Every lawyer knows the rule: Don’t cite a case you haven’t checked.
Sounds simple. And yet, across the country, judges keep sanctioning lawyers for submitting briefs that include fake case citations, invented quotations and legal authorities that don’t exist.
A recent Scientific American article used those legal cases to point to a larger workplace problem: People keep trusting AI even when they know it can be wrong. The article looked beyond law, pointing to AI mistakes involving journalists, software developers, academic researchers and government consultants. But court filings are where the problem is easiest to see, because courtroom proceedings are public and lawyers can be sanctioned for false claims.
The warnings aren’t new. The first sanctions made national news three years ago. Since then, judges have issued standing orders. State bars have published guidance. And yet, the filings keep coming.
The numbers now point to a systemic problem.
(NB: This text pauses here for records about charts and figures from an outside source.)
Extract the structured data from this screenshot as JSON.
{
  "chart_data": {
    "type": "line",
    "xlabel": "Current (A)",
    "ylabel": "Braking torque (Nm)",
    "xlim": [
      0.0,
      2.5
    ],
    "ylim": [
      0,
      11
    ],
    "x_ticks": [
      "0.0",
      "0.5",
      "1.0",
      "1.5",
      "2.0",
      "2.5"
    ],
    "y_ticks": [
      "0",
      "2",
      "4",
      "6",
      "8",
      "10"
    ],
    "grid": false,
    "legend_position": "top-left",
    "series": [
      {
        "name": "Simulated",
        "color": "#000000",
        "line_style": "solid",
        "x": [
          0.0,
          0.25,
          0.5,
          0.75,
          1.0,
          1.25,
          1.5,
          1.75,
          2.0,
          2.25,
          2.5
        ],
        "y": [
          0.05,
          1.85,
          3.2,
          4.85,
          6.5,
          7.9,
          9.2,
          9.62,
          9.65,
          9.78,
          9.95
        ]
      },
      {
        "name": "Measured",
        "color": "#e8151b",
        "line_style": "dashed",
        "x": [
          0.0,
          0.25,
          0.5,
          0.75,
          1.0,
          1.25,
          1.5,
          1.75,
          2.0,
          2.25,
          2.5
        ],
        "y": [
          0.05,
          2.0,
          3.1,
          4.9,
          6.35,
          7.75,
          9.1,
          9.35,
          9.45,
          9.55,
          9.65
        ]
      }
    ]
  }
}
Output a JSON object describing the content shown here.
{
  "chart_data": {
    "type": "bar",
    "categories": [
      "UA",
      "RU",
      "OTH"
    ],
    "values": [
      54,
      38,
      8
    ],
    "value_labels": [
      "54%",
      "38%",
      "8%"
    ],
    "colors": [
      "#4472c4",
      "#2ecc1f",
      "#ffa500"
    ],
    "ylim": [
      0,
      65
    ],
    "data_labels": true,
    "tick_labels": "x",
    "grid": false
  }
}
A database maintained by Damien Charlotin, a senior research fellow at HEC Paris, lists more than 1,400 cases worldwide in the past three years where courts have addressed AI errors, including filings by attorneys and self-represented litigants. (The U.S. leads with 1,034, while Chile, Denmark and Tanzania, among others, have tallied only 1.)
Meanwhile, the penalties are escalating, in the U.S., at least, from the first $5,000 sanction in Pennsylvania in 2023, according to AP News, to a six-figure sanction in Oregon in late 2025 for a series of court filings in an intrafamily winery dispute with 15 AI-fabricated cases and eight made-up quotations, noted NWSidebar, a legal blog.
What makes these cases striking isn’t just that the AI failed. It’s that the lawyers knew it could. The risk has been obvious for years. And yet experienced attorneys, even those at well-regarded firms, keep signing filings they didn’t fully double-check.
It’s tempting to file these incidents under “user error” and move on. That misses something critical: Many people still misunderstand how generative AI works, and are placing too much faith in what they believe it’s doing.
Generative AI tools don’t “think” in the way people do. They predict language. They’re built to produce text that sounds right and feels conversational. They can easily build legal citations, because a legal citation has a recognizable shape: the case name, the numbers, the court and the date. A large language model can learn that pattern and create a citation that looks perfect, even when the case is fake. It doesn’t come with a warning label. It doesn’t look suspicious. It looks real.
One sanctioned attorney testified about using AI in an early 2023 ChatGPT sanctions case in Manhattan federal court that involved a passenger’s injury claim against Avianca Airlines. “It just never occurred to me that it would be making up cases,” he said, according to Courthouse News.
Therein lies the trap. A “failure” by generative AI isn’t always a broken sentence or an obvious error. It can also be a confident, well-formatted and completely fabricated answer.
In some work settings, a plausible-but-wrong draft can be fixed before much harm is done. In legal work, a wrong answer can cost someone their freedom, their assets, their business or their family’s future. “Sounds right” and “is right” aren’t the same thing, and judges are increasingly imposing sanctions when lawyers don’t do their duty to ensure filings are correct.
Why we built HarmCheck differently
At Alphy, we made a deliberate choice early on: HarmCheck isn’t built to make up answers. It’s built to read what’s already there.
HarmCheck uses nearly 50 proprietary, purpose-built classifiers, each trained to look for a specific category of communication risk — from MNPI to discriminatory language to attempts to move a conversation to a less-supervised channel such as text, Signal or direct messages. The classifications are grounded in federal law and compliance rules, not in a model’s best guess about what sounds right.
When HarmCheck flags a sentence, it gives a short, direct answer identifying the risk it found. It doesn’t invent a citation. It doesn’t write a legal brief. It points reviewers back to the original sentence so they can see the evidence for themselves.
That distinction matters in legal review. When HarmCheck’s Rapid Deploy reviews a discovery corpus and flags a passage, it’s flagging a real sentence in a real document. It’s a structured way to find the sentences and documents that matter for a case. A reviewer can read the report, look at the flags, and decide what it all means. There’s nothing for the system to invent, because the system is reading, not writing.
Generative AI has a real and growing place in legal practice. But the sanctions docket is making the boundary clear: For work that has to hold up in front of a judge, a tool can’t just sound authoritative. It has to be grounded in something real.
HarmCheck was built for that side of the line. We don’t determine guilt, replace lawyers or make legal judgments. We help legal and compliance teams find the language that matters, in the documents that already exist.
In legal review, that difference isn’t cosmetic. It’s the whole point.